• Australia wins a third of medals at 2nd London Wine Competition

    The results of the second London Wine Competition are in and they are a resounding success for Australia, which picked up a staggering 31% of all the medals that were handed out. What’s even more impressive is that the bar was raised significantly in the awards’ second year with more entries, more medals and more judges taking part. The awards were introduced to represent how consumers buy wines, based not just on their quality, but what they look like on shelf, and what value for money they offer.

    The results of the second London Wine Competition are in and they are a resounding success for Australia, which picked up a staggering 31% of all the medals that were handed out. What’s even more impressive is that the bar was raised significantly in the awards’ second year with more entries, more medals and more judges taking part. The awards were introduced to represent how consumers buy wines, based not just on their quality, but what they look like on shelf, and what value for money they offer.

    mm By April 30, 2019

    As well as Australia there was also strong performances for some Old World classics and some successes for producers from lesser  known wine countries in the second London Wine Competition. 

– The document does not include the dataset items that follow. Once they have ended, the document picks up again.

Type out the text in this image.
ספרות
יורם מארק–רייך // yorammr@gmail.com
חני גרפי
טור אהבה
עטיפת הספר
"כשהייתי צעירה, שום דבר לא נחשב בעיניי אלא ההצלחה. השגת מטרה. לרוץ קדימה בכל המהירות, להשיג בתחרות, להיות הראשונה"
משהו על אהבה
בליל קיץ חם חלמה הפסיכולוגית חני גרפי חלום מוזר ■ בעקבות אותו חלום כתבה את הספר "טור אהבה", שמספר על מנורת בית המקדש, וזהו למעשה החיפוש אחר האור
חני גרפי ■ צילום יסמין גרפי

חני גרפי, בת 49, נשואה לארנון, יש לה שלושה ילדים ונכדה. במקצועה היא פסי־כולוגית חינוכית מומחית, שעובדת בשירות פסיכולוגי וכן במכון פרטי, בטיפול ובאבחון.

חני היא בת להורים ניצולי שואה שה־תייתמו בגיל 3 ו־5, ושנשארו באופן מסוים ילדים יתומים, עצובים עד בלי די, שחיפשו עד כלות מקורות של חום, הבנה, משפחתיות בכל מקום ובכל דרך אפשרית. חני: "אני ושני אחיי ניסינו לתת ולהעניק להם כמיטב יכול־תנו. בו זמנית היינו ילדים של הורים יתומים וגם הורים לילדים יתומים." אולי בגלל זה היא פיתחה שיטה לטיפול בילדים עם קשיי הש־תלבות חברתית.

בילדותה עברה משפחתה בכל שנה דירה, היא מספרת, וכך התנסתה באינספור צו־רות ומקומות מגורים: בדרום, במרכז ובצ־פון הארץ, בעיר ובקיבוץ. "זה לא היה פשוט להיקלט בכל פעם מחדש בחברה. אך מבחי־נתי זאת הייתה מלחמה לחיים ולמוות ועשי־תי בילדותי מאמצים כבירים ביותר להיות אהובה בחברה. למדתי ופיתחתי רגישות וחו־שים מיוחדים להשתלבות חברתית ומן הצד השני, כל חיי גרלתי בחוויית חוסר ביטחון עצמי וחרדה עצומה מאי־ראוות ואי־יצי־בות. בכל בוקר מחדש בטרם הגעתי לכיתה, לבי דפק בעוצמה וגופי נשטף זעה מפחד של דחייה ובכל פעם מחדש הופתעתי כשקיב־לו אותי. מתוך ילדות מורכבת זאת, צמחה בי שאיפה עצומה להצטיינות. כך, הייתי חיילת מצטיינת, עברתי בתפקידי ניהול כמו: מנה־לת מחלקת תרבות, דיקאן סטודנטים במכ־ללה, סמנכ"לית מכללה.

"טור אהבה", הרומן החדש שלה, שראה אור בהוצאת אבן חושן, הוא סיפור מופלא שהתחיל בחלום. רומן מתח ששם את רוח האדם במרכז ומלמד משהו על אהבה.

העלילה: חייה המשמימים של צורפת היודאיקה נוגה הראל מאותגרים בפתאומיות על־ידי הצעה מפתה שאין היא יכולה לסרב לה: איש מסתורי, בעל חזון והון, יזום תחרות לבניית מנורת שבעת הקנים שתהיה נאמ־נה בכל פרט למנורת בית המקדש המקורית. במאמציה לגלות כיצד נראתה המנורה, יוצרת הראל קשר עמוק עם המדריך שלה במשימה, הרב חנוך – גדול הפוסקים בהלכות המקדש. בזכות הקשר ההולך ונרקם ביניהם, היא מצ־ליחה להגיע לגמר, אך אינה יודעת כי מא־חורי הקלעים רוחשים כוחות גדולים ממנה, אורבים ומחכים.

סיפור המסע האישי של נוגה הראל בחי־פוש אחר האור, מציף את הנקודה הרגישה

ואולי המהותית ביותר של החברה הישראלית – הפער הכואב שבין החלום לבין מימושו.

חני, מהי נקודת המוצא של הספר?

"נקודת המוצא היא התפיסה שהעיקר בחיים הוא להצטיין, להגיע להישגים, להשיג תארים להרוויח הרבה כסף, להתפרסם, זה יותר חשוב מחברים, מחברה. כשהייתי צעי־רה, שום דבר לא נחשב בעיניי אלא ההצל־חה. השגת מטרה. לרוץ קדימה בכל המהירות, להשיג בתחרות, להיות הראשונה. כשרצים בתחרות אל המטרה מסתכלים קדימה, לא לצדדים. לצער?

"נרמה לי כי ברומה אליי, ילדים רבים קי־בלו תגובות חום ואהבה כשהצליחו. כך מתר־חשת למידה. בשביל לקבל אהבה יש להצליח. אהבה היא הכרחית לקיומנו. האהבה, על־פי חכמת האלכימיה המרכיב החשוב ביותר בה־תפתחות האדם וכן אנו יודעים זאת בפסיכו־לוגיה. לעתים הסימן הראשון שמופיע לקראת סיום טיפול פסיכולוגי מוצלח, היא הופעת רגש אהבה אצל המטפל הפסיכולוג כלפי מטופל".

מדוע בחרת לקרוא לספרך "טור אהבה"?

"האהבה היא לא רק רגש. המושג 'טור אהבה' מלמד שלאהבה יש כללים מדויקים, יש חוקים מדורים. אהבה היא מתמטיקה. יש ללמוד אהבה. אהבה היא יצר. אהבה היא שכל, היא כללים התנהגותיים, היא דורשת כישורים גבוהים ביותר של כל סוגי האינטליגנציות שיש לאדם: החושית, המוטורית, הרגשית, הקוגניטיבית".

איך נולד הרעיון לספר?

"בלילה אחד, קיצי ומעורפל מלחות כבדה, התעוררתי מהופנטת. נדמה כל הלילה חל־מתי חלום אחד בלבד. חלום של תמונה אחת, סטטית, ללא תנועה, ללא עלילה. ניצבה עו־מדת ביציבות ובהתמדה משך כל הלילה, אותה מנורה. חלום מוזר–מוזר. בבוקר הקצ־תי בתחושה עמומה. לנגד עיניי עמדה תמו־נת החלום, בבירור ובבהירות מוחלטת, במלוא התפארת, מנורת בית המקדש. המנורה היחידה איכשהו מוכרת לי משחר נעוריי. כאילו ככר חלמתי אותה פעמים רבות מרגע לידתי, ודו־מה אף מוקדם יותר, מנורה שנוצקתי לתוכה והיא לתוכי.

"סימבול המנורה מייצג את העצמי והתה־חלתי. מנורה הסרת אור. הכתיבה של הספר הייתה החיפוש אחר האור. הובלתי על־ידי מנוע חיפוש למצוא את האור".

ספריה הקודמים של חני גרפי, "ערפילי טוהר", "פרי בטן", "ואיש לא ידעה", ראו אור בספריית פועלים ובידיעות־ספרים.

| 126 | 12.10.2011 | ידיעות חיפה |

    Click here to see the full results 

    The London Wine Competition was introduced to be different from any other major wine awards. It did not just want to do more of the same. But instead look at wine through the eyes of the consumer and how they buy and choose which wines to buy. Of course, the quality of the wine is ultimately what will determine whether a consumer comes back to buy another bottle, but to do so first it needs to sell itself through its design, packaging and value for money.

    All three are the key criteria by which all wines in the London Wine Competition are judged meaning any of the medal winners know they have a wine they can rightly take to the market with the knowledge it works on all three consumer levels.

    The results of the second London Wine Competition also reflected the quality and innovation that is taking place all over the world. But it was Australia that is leading the way, taking away 11 Gold medals and scooping up 31% of the medals awarded. But there was also a long tail of countries that also picked up a share of the spoils with France, Italy through to Portugal, New Zealand, Austria, Spain, the US and England all being awarded category medals. 

    Overall winner

     

    Kellermeister’s Wild Witch Shiraz seized the top Gold medal, scoring 98 points, and also securing ‘Wine of the Year’ and Best Wine By Quality. Situated in the Barossa Valley Australia’s classic region for top quality Shiraz growing and producing, the Wild Witch is not produced in every vintage.

    The second highest score was for 97 points shared between Guinevere 2016, from Gusbourne in the UK, Fink & Kotzian Weinbau OG 2017, from Fink & Kotzian Weinbau OG in Austria;  Amarone della Valpolicella DOCG Classico Riserva, 2013 from Tenuta Santa Maria di Gaetano Bertani in Italy.

    Other key winners included

    Best Varietal in Show:  Gusbourne for its Guinevere Chardonnay

    Best Wine by Package: Austrian winery Fink and Kotzian Weinbau.

    Best in Show by Country for France: Jean Bouchard’s Mercurey Rouge 2015

    Best Winery of the Year: Jean Bouchard

    Best in Show by Country for Italy: Amarone della Valpolicella Classico Riserva from Tenuta Santa Maria di Gaetano Bertani

    Best Sangiovese: La Prima Chianti Classico Gran Selezione from Castello Vicchiomaggio 

    Best in Show for the US: Alexander Valley Vineyards Estate Cabernet Sauvignon.

    Sid Patel, chief executive of the London Wine Competition said of this year’s awards: “I am delighted with the level of quality which has gone up another two  notches from last year. The high standard of judges has helped us achieve even more notable awards than in 2018. It has been interesting to hear so many judges comment on how the packaging has an effect on their scores.”

    The awards are broken down like this:

    Quality score: marked out of 50
    Value score: marked out of 25
    Packaging score: marked out of 25

    To win a Gold you need to score 90 points or more. For a Silver it is 76-89 and Bronze it is 65-75.

    The judges for this year’s competition included 11 Masters of Wine, a Master Sommelier, and buyers from key retail operators, wine distributors as well as  senior sommeliers from London’s fine premium on-trade. During interviews with the judges, many confessed that the packaging added a level of dimension that they hadn’t expected. Some even declared that it changed their mark of the final product and affected how they saw the taste of the wines.

    For example, Robin Kick MW, said of the packaging: “Absolutely. As a buyer it’s vital. Before I knew about wine, I would choose wine by the label, and I still do, to some degree. Obviously I know a lot more, so I’m able to look at the region, look at the vintage, look at other indicators on the label to maybe sense what the wine might be like, but even I, someone whose studied wine and worked in the wine business now for over 20 years and being a Master of Wine, I still will look at labels and choose wine in an area that I’m not aware of or familiar with based on the label.”

    The awards also demonstrated the real scope of global production and competition with award winners being selected from a number of lesser known wine producing countries Uruguay, Russian Federation, Jordan, Georgia, Moldova, Azerbaijan and Ukraine.